Research ‒ DATA ‐ EPFL

Research themes and interests

Agent-based Simulations (2018-). The computer science and data science of predicting and shaping the future. Also: epidemiology. Please contact Christoph Koch in case of questions.
Engineered languages. Currently, hardware specialization, domain specific languages (DSLs), and hardware-software codesign receive much interest because many people think of them as the most promising solution to our data center energy and big data problems. The database community has been the pioneer in this space, and SQL is arguably the most successful DSL in existence. We leverage our background and study the design and engineering of languages for a purpose — powerful enough, but only as powerful and expensive as necessary. Projects: DBToaster, Legorithmics, Squid.

Complexity theory, logic, and queries. We perform theoretical research on the foundations of query processing and query languages. Specifically we study the complexity of database queries, which guides our development of efficient algorithms and helps to create an understanding of the fundamental limits to efficient query processing. Projects: ALGILE
Incremental and online computation. We are interested in algorithms and systems for producing (partial) results early. Our work spans the spectrum from online algorithms view incremental view maintenance techniques to low-latency systems. Projects: DBToaster, LINVIEW, Squall

Compilers meet databases. We work on applying ideas from programming languages and compilers to build better data management systems. Projects/systems: DBToaster, SC, DBLab, Legorithmics, Squid and dbStage.
Analytics, machine learning, and managing uncertainty. Projects: LINVIEW, DBLab, DBToaster, MayBMS.
Scalable and massively parallel query processing. Like everyone else, we are interested in scalable processing of big data. Our particular angle is dictated by particular strengths and interests listed above. Projects: Squall, LINVIEW, Openplum, DBToaster.

Projects

Squid (2015–2020). type-safe metaprogramming/compiler framework for Scala. See this page.
dbStage (2017–2020). Language-integrated, modular database system using Squid. See this page.
DBToaster: aggressive compilation for incremental data processing (2009–). In the DBToaster project, we develop aggressive compilation techniques for database query processing. Our techniques are based on highly efficient incremental query evaluation techniques. We also work on generating massively parallel data management systems based on lightweight components for data analysis in the cloud. Acknowledgments: This is joint work with our alumni at Johns Hopkins University and the University at Buffalo. See http://www.dbtoaster.org.
LINVIEW: automatically incremental iterated linear algebra (2013 –2018). go here.

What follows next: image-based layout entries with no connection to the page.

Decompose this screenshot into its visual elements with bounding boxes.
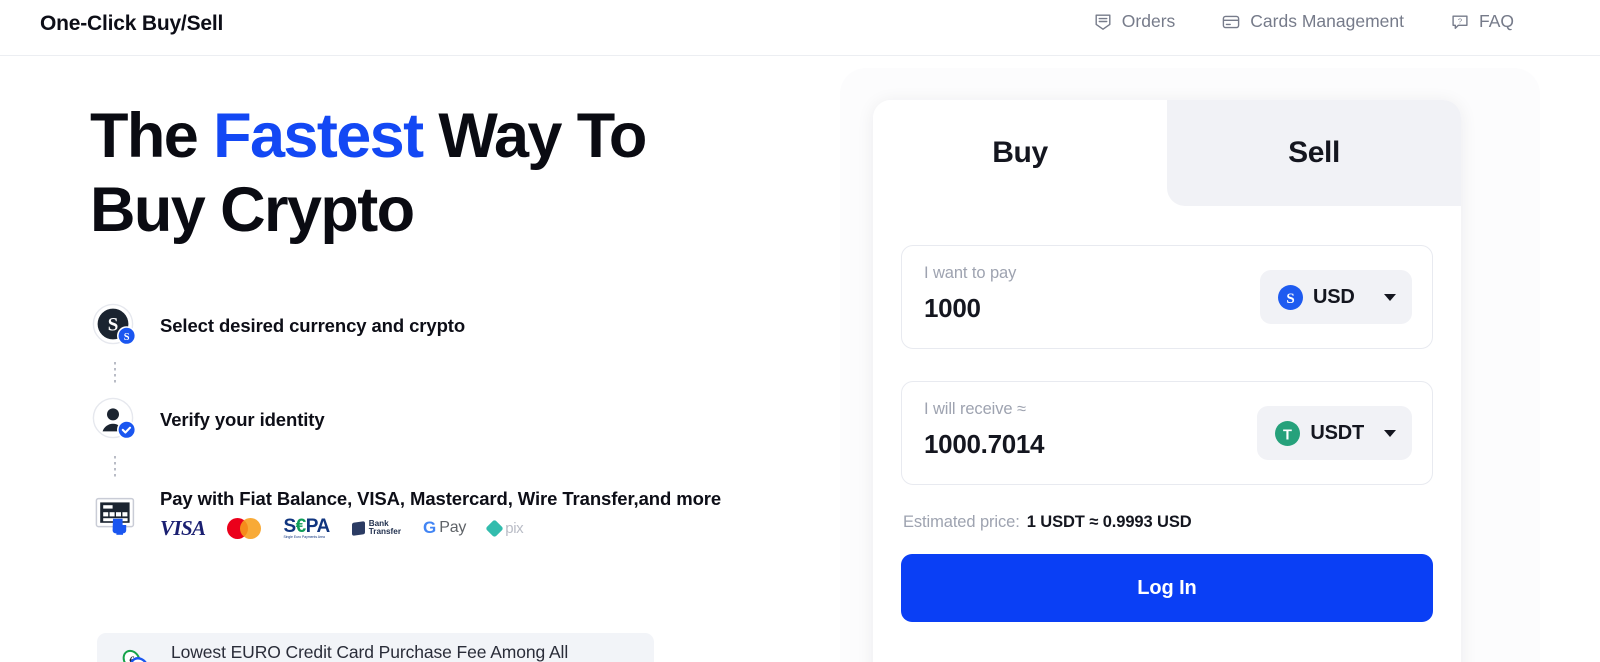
- estimated-price-value: 1 USDT ≈ 0.9993 USD: [1026, 513, 1192, 531]
- svg-text:T: T: [1283, 427, 1292, 443]
- hero-title-part1: The: [90, 101, 214, 171]
- hero-section: The Fastest Way To Buy Crypto: [90, 100, 790, 247]
- pay-currency-selector[interactable]: S USD: [1260, 270, 1412, 324]
- faq-icon: ?: [1450, 12, 1470, 32]
- nav-label-cards-management: Cards Management: [1250, 11, 1404, 31]
- hero-title-part2: Way To: [422, 101, 647, 171]
- euro-coins-icon: € €: [119, 647, 153, 662]
- estimated-price-label: Estimated price:: [903, 513, 1020, 531]
- svg-text:?: ?: [1458, 16, 1462, 25]
- nav-label-orders: Orders: [1121, 11, 1176, 31]
- orders-icon: [1093, 12, 1113, 32]
- tab-sell[interactable]: Sell: [1167, 100, 1461, 206]
- svg-text:S: S: [124, 332, 130, 343]
- buy-sell-tabs: Buy Sell: [873, 100, 1461, 206]
- step-item-verify-identity: Verify your identity: [92, 394, 792, 446]
- bank-transfer-line2: Transfer: [368, 527, 402, 536]
- payment-methods-block: Pay with Fiat Balance, VISA, Mastercard,…: [160, 488, 722, 540]
- visa-logo: VISA: [160, 515, 206, 540]
- usdt-coin-icon: T: [1275, 420, 1301, 446]
- page-title: One-Click Buy/Sell: [40, 12, 224, 35]
- receive-field[interactable]: I will receive ≈ 1000.7014 T USDT: [901, 381, 1433, 485]
- pix-label: pix: [505, 519, 524, 537]
- step-label-verify-identity: Verify your identity: [160, 409, 325, 430]
- hero-heading: The Fastest Way To Buy Crypto: [90, 100, 790, 247]
- step-item-payment-methods: Pay with Fiat Balance, VISA, Mastercard,…: [92, 488, 792, 540]
- card-payment-icon: [92, 492, 138, 538]
- tab-sell-label: Sell: [1288, 136, 1340, 169]
- mastercard-logo: [227, 517, 262, 539]
- connector-dotted-line: [114, 362, 116, 384]
- tab-buy-label: Buy: [992, 136, 1048, 169]
- header-nav: Orders Cards Management ? FAQ: [1093, 11, 1514, 32]
- chevron-down-icon: [1384, 429, 1396, 437]
- app-header: One-Click Buy/Sell Orders Cards Manageme…: [0, 0, 1600, 56]
- usd-coin-icon: S: [1278, 284, 1303, 310]
- promo-banner: € € Lowest EURO Credit Card Purchase Fee…: [97, 633, 654, 662]
- pix-logo: pix: [485, 518, 524, 538]
- pay-field[interactable]: I want to pay 1000 S USD: [901, 245, 1433, 349]
- hero-title-accent: Fastest: [213, 101, 424, 171]
- sepa-sublabel: Single Euro Payments Area: [283, 534, 325, 539]
- google-pay-logo: G Pay: [423, 518, 466, 538]
- nav-item-cards-management[interactable]: Cards Management: [1221, 11, 1404, 32]
- receive-currency-label: USDT: [1310, 421, 1364, 444]
- hero-title-line2: Buy Crypto: [90, 174, 415, 245]
- google-pay-label: Pay: [439, 519, 467, 536]
- tab-buy[interactable]: Buy: [873, 100, 1167, 206]
- step-label-select-currency: Select desired currency and crypto: [160, 315, 466, 336]
- step-connector: [92, 352, 138, 394]
- google-g-icon: G: [423, 518, 437, 537]
- payment-logos-row: VISA S€PA Single Euro Payments Area Bank …: [160, 515, 721, 540]
- nav-item-orders[interactable]: Orders: [1093, 11, 1175, 32]
- bank-mark-icon: [351, 520, 365, 536]
- sepa-logo: S€PA Single Euro Payments Area: [283, 515, 330, 539]
- page-body: The Fastest Way To Buy Crypto S S Select…: [0, 56, 1600, 662]
- nav-label-faq: FAQ: [1478, 11, 1514, 31]
- svg-text:S: S: [108, 315, 119, 336]
- login-button[interactable]: Log In: [901, 554, 1433, 622]
- dollar-coin-icon: S S: [92, 303, 138, 349]
- svg-text:S: S: [1286, 291, 1294, 307]
- step-label-payment-methods: Pay with Fiat Balance, VISA, Mastercard,…: [160, 488, 722, 509]
- estimated-price: Estimated price: 1 USDT ≈ 0.9993 USD: [903, 513, 1461, 532]
- nav-item-faq[interactable]: ? FAQ: [1450, 11, 1514, 32]
- step-item-select-currency: S S Select desired currency and crypto: [92, 300, 792, 352]
- bank-transfer-logo: Bank Transfer: [351, 519, 402, 537]
- verified-user-icon: [92, 397, 138, 443]
- card-icon: [1221, 12, 1241, 32]
- step-connector: [92, 446, 138, 488]
- connector-dotted-line: [114, 456, 116, 478]
- chevron-down-icon: [1384, 293, 1396, 301]
- pay-currency-label: USD: [1313, 285, 1355, 308]
- trading-card: Buy Sell I want to pay 1000 S USD I will…: [873, 100, 1461, 662]
- promo-text: Lowest EURO Credit Card Purchase Fee Amo…: [171, 642, 569, 662]
- steps-list: S S Select desired currency and crypto V…: [92, 300, 792, 540]
- receive-currency-selector[interactable]: T USDT: [1257, 406, 1412, 460]
- pix-mark-icon: [485, 518, 504, 538]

DBLab: building the fastest possible database engines in high-level languages (2013 –2020). go here. DBLab makes use of the SC DSL compiler framework which we develop in the lab, see https://github.com/epfldata/sc-public.
Legorithmics: synthesis of software systems (2011–2020). In this project, we automatically synthesize components of data management systems, such as efficient out-of-core algorithms and concurrency-control algorithms. (Project homepage)

Completed Projects

MayBMS (2005-2011). We studied the management and processing of uncertain and probabilistic data and developed the MayBMS probabilistic database management system. This system extends the PostgreSQL codebase and is available open source. Go to the project website, which contains both our publications and the code.

Openplum (2012/13) is a scalable parallel database system based on PostgreSQL that is inspired by the design of the Greenplum database system. This started as a course project in our Advanced Databases course and was expanded and open-sourced. Get it from GitHub.

MARVEL: computational materials science (2014–2017). MARVEL is a Swiss National Research Center on computational materials science. We work on using DSL compiler techniques for optimizing high-performance computing code and on advanced analytics for materials science.

ALGILE: Algebraic techniques for agile data management systems (2012–2017, ERC project 279804). This is an umbrella project that subsumes DBToaster and Legorithmics, but goes beyond this. Several other subprojects are currently in an incubation stage.

Squall: an online, massively parallel query engine (2010–2017). Squall is based on Apache Storm and has been open-sourced. See https://github.com/epfldata/squall.

Youtopia: optimizing coordination and synchronization in distributed (data management) systems (2009–2012). In the Youtopia Project, we design declarative, easy-to-use languages for specifying and solving coordination problems as they increasingly occur in social Web applications. We create systems that support the generalization of database transactions to selectively give up isolation to allow for coordination among database applications and users.